Lynne Stewart was convicted in February 2005 of providing material support to terrorists by releasing a statement by her client, Sheik Ahmed Abdel-Rahman, who was imprisoned after being convicted in 1995 of plotting to blow up New York City landmarks.

Ms. Stewart’s “egregious, flagrant abuse of her profession, abuse that amounted to material support to a terrorist group, deserves to be severely punished,” prosecutors wrote in a document submitted Thursday to a judge.
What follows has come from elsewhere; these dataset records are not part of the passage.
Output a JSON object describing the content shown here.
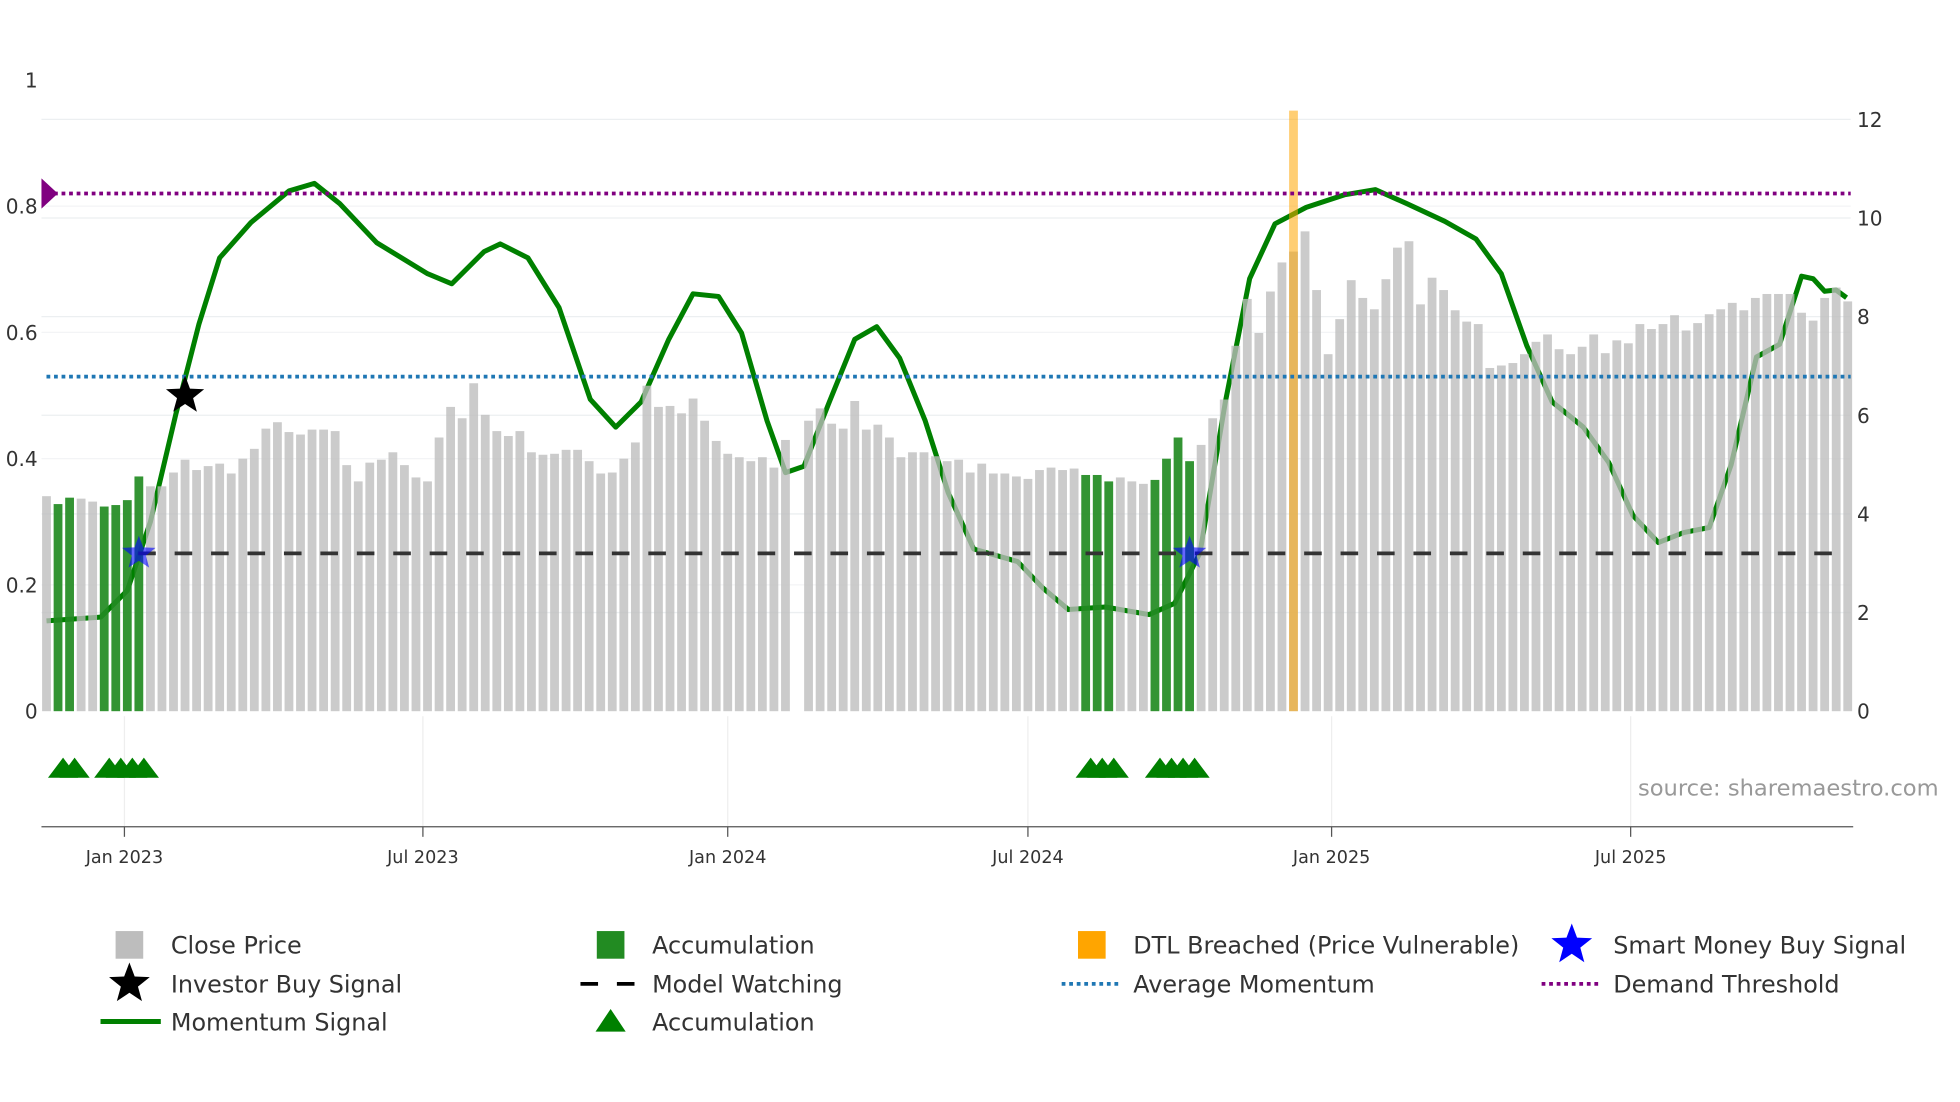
{
  "chart_data": {
    "type": "bar",
    "title": "",
    "source": "source: sharemaestro.com",
    "left_axis": {
      "range": [
        0,
        1
      ],
      "ticks": [
        "0",
        "0.2",
        "0.4",
        "0.6",
        "0.8",
        "1"
      ],
      "tick_values": [
        0,
        0.2,
        0.4,
        0.6,
        0.8,
        1
      ]
    },
    "right_axis": {
      "range": [
        0,
        12
      ],
      "ticks": [
        "0",
        "2",
        "4",
        "6",
        "8",
        "10",
        "12"
      ],
      "tick_values": [
        0,
        2,
        4,
        6,
        8,
        10,
        12
      ]
    },
    "x_ticks": [
      {
        "label": "Jan 2023",
        "week": 6.75
      },
      {
        "label": "Jul 2023",
        "week": 32.6
      },
      {
        "label": "Jan 2024",
        "week": 59.0
      },
      {
        "label": "Jul 2024",
        "week": 85.0
      },
      {
        "label": "Jan 2025",
        "week": 111.3
      },
      {
        "label": "Jul 2025",
        "week": 137.2
      }
    ],
    "close_price": [
      4.36,
      4.2,
      4.33,
      4.31,
      4.25,
      4.15,
      4.18,
      4.28,
      4.76,
      4.56,
      4.56,
      4.84,
      5.1,
      4.89,
      4.97,
      5.02,
      4.82,
      5.12,
      5.32,
      5.73,
      5.86,
      5.66,
      5.61,
      5.71,
      5.71,
      5.68,
      4.99,
      4.66,
      5.04,
      5.1,
      5.25,
      4.99,
      4.74,
      4.66,
      5.55,
      6.17,
      5.94,
      6.65,
      6.01,
      5.68,
      5.58,
      5.68,
      5.25,
      5.2,
      5.22,
      5.3,
      5.3,
      5.07,
      4.82,
      4.84,
      5.12,
      5.45,
      6.6,
      6.17,
      6.19,
      6.04,
      6.34,
      5.89,
      5.48,
      5.22,
      5.15,
      5.07,
      5.15,
      4.94,
      5.5,
      null,
      5.89,
      6.14,
      5.83,
      5.73,
      6.29,
      5.71,
      5.81,
      5.55,
      5.15,
      5.25,
      5.25,
      5.17,
      5.07,
      5.1,
      4.84,
      5.02,
      4.82,
      4.82,
      4.76,
      4.71,
      4.89,
      4.94,
      4.89,
      4.92,
      4.79,
      4.79,
      4.66,
      4.74,
      4.66,
      4.61,
      4.69,
      5.12,
      5.55,
      5.07,
      5.4,
      5.94,
      6.32,
      7.41,
      8.36,
      7.67,
      8.51,
      9.1,
      9.32,
      9.73,
      8.54,
      7.24,
      7.95,
      8.74,
      8.38,
      8.15,
      8.76,
      9.4,
      9.53,
      8.25,
      8.79,
      8.54,
      8.13,
      7.9,
      7.85,
      6.96,
      7.01,
      7.06,
      7.24,
      7.49,
      7.64,
      7.34,
      7.24,
      7.39,
      7.64,
      7.26,
      7.52,
      7.46,
      7.85,
      7.75,
      7.85,
      8.03,
      7.72,
      7.87,
      8.05,
      8.15,
      8.28,
      8.13,
      8.38,
      8.46,
      8.46,
      8.46,
      8.08,
      7.92,
      8.38,
      8.59,
      8.31
    ],
    "accumulation_weeks": [
      1,
      2,
      5,
      6,
      7,
      8,
      90,
      91,
      92,
      96,
      97,
      98,
      99
    ],
    "dtl_breached_weeks": [
      108
    ],
    "momentum": [
      [
        0,
        0.143
      ],
      [
        4.7,
        0.149
      ],
      [
        7.0,
        0.191
      ],
      [
        9.0,
        0.3
      ],
      [
        11.2,
        0.47
      ],
      [
        13.2,
        0.613
      ],
      [
        15.0,
        0.718
      ],
      [
        17.7,
        0.774
      ],
      [
        21.0,
        0.824
      ],
      [
        23.2,
        0.836
      ],
      [
        25.4,
        0.804
      ],
      [
        28.6,
        0.742
      ],
      [
        33.0,
        0.693
      ],
      [
        35.1,
        0.677
      ],
      [
        37.9,
        0.728
      ],
      [
        39.3,
        0.74
      ],
      [
        41.7,
        0.718
      ],
      [
        44.4,
        0.639
      ],
      [
        47.1,
        0.494
      ],
      [
        49.3,
        0.45
      ],
      [
        51.5,
        0.49
      ],
      [
        53.9,
        0.589
      ],
      [
        56.0,
        0.661
      ],
      [
        58.2,
        0.657
      ],
      [
        60.2,
        0.599
      ],
      [
        62.4,
        0.46
      ],
      [
        64.0,
        0.378
      ],
      [
        65.6,
        0.388
      ],
      [
        67.8,
        0.49
      ],
      [
        70.0,
        0.589
      ],
      [
        71.9,
        0.609
      ],
      [
        73.9,
        0.559
      ],
      [
        76.1,
        0.46
      ],
      [
        78.1,
        0.346
      ],
      [
        80.3,
        0.257
      ],
      [
        84.1,
        0.237
      ],
      [
        86.3,
        0.195
      ],
      [
        88.5,
        0.161
      ],
      [
        91.7,
        0.165
      ],
      [
        95.5,
        0.153
      ],
      [
        97.7,
        0.171
      ],
      [
        99.9,
        0.251
      ],
      [
        102.1,
        0.49
      ],
      [
        104.2,
        0.685
      ],
      [
        106.4,
        0.772
      ],
      [
        109.1,
        0.798
      ],
      [
        112.4,
        0.818
      ],
      [
        115.1,
        0.826
      ],
      [
        117.8,
        0.804
      ],
      [
        121.1,
        0.776
      ],
      [
        123.8,
        0.748
      ],
      [
        126.0,
        0.693
      ],
      [
        128.2,
        0.579
      ],
      [
        130.4,
        0.49
      ],
      [
        133.1,
        0.45
      ],
      [
        135.3,
        0.394
      ],
      [
        137.4,
        0.31
      ],
      [
        139.6,
        0.267
      ],
      [
        141.8,
        0.283
      ],
      [
        144.0,
        0.291
      ],
      [
        145.9,
        0.39
      ],
      [
        148.1,
        0.561
      ],
      [
        150.1,
        0.581
      ],
      [
        152.0,
        0.689
      ],
      [
        153.0,
        0.685
      ],
      [
        154.0,
        0.665
      ],
      [
        155.0,
        0.667
      ],
      [
        155.9,
        0.655
      ]
    ],
    "average_momentum": 0.53,
    "demand_threshold": 0.82,
    "model_watching": 0.25,
    "investor_buy_signals": [
      [
        12.0,
        0.5
      ]
    ],
    "smart_money_buy_signals": [
      [
        8.0,
        0.25
      ],
      [
        99.0,
        0.25
      ]
    ],
    "colors": {
      "close": "#bdbdbd",
      "accumulation": "#228b22",
      "dtl": "#ffa500",
      "momentum": "#008000",
      "average": "#1f77b4",
      "threshold": "#800080",
      "watching": "#333333",
      "smart": "#0000ff",
      "investor": "#000000"
    },
    "legend": [
      {
        "label": "Close Price",
        "symbol": "gray-square"
      },
      {
        "label": "Accumulation",
        "symbol": "green-square"
      },
      {
        "label": "DTL Breached (Price Vulnerable)",
        "symbol": "orange-square"
      },
      {
        "label": "Smart Money Buy Signal",
        "symbol": "blue-star"
      },
      {
        "label": "Investor Buy Signal",
        "symbol": "black-star"
      },
      {
        "label": "Model Watching",
        "symbol": "dash"
      },
      {
        "label": "Average Momentum",
        "symbol": "blue-dots"
      },
      {
        "label": "Demand Threshold",
        "symbol": "purple-dots"
      },
      {
        "label": "Momentum Signal",
        "symbol": "green-line"
      },
      {
        "label": "Accumulation",
        "symbol": "green-triangle"
      }
    ]
  }
}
Her lawyers have argued that Ms. Stewart should receive no prison time, arguing that a harsh sentence would frighten other lawyers from representing notorious clients and that Ms. Stewart’s three decades of distinguished work for indigent clients should speak louder than a single serious mistake.
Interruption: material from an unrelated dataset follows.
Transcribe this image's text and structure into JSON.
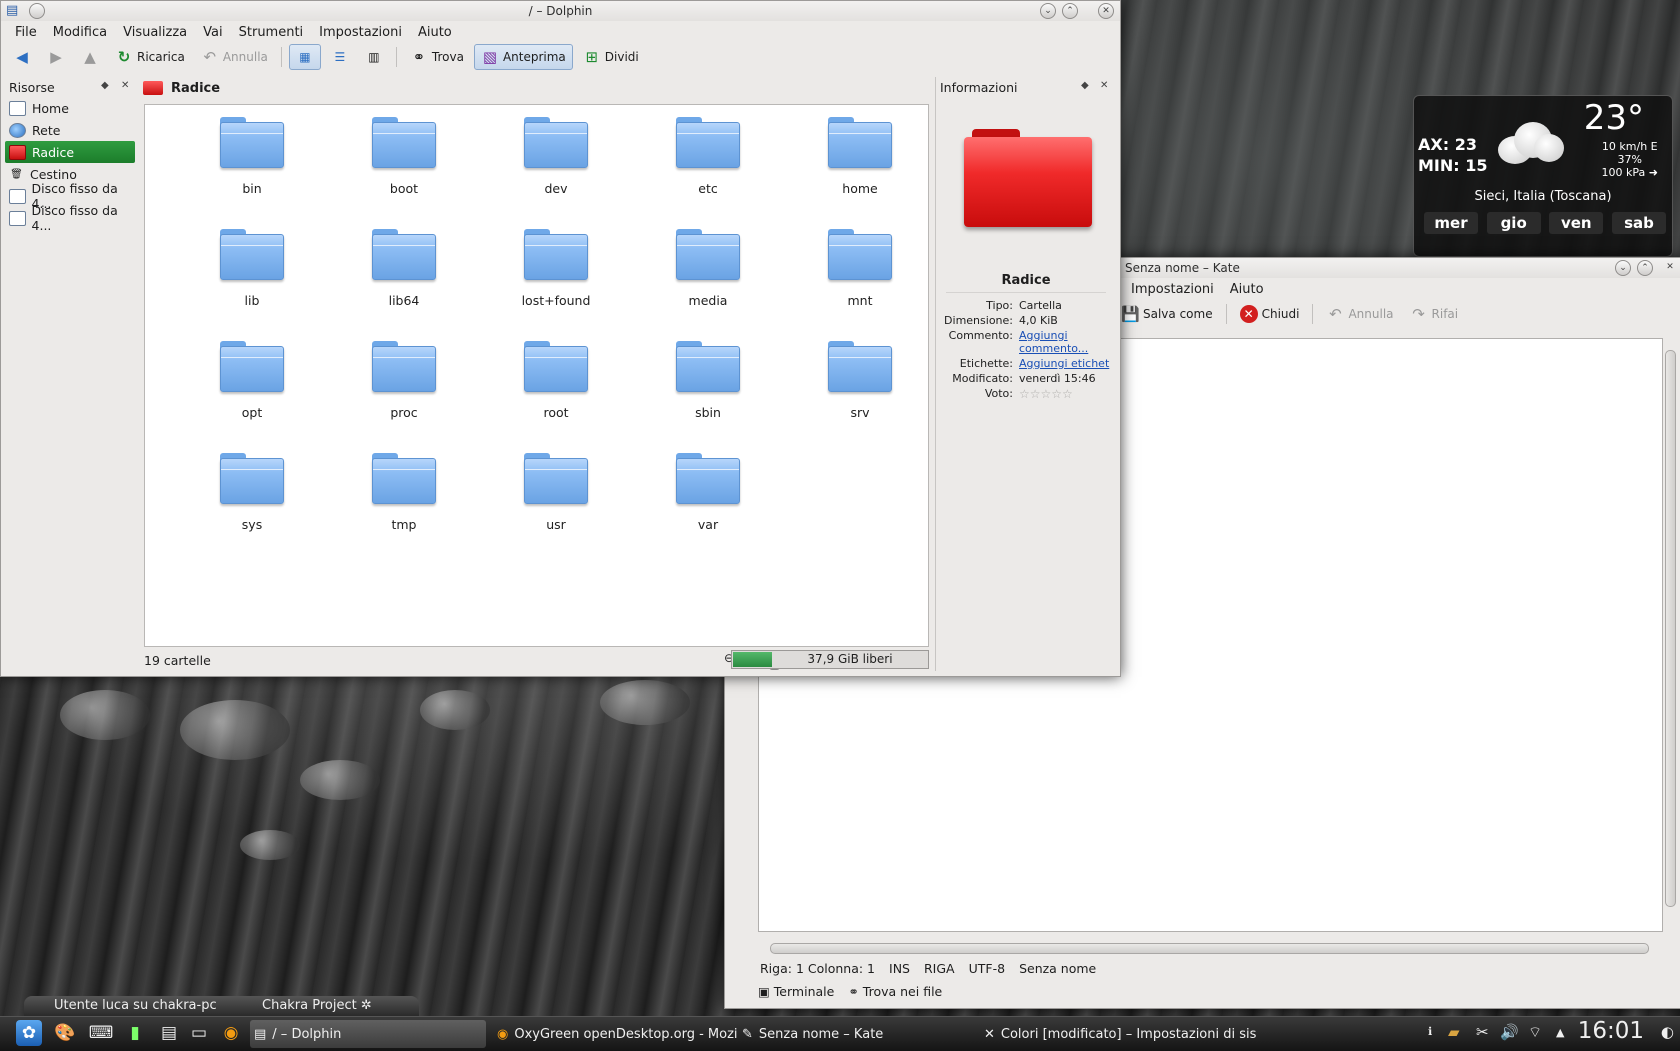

The prosecutors see it differently.

“Stewart did not walk a fine line of zealous advocacy and accidentally fall over it; she marched across it and into a criminal conspiracy,” Assistant U.S. Attorney Andrew S. Dember wrote. “The government obviously did not prosecute Stewart because she is a zealous advocate, but rather for blatantly and repeatedly violating the law.”

Dember wrote that Ms. Stewart’s “conduct was not isolated to one single event; rather, it showed a pattern of purposeful and willful conduct, in which she played a central role in repeated fraudulent attempts to pass messages to and from Abdel-Rahman.”

He also said Ms. Stewart lied at her trial when she said the government knew that special prison rules allowed the sheik’s lawyers to issue news releases, and when she denied knowing an overseas terrorist until her trial.

The government also rejected arguments that the terrorism case was handled differently because of the Sept. 11, 2001, terrorist attacks, saying the criminal investigation of Ms. Stewart began before then.

Ms. Stewart, 65, had argued that Abdel-Rahman was engaging in protected speech when he expressed his opinion about a cease fire by Islamic militants in Egypt that Stewart passed along in a 2000 news release.

Ms. Stewart was convicted along with Mohamed Yousry, an Arabic interpreter, and Ahmed Abdel Sattar, a U.S. postal worker. The government sought a 20-year prison term for Yousry and a life sentence for Sattar.

Yousry also was convicted of providing material support to terrorists. Sattar was convicted of conspiracy to kill and kidnap people in a foreign country.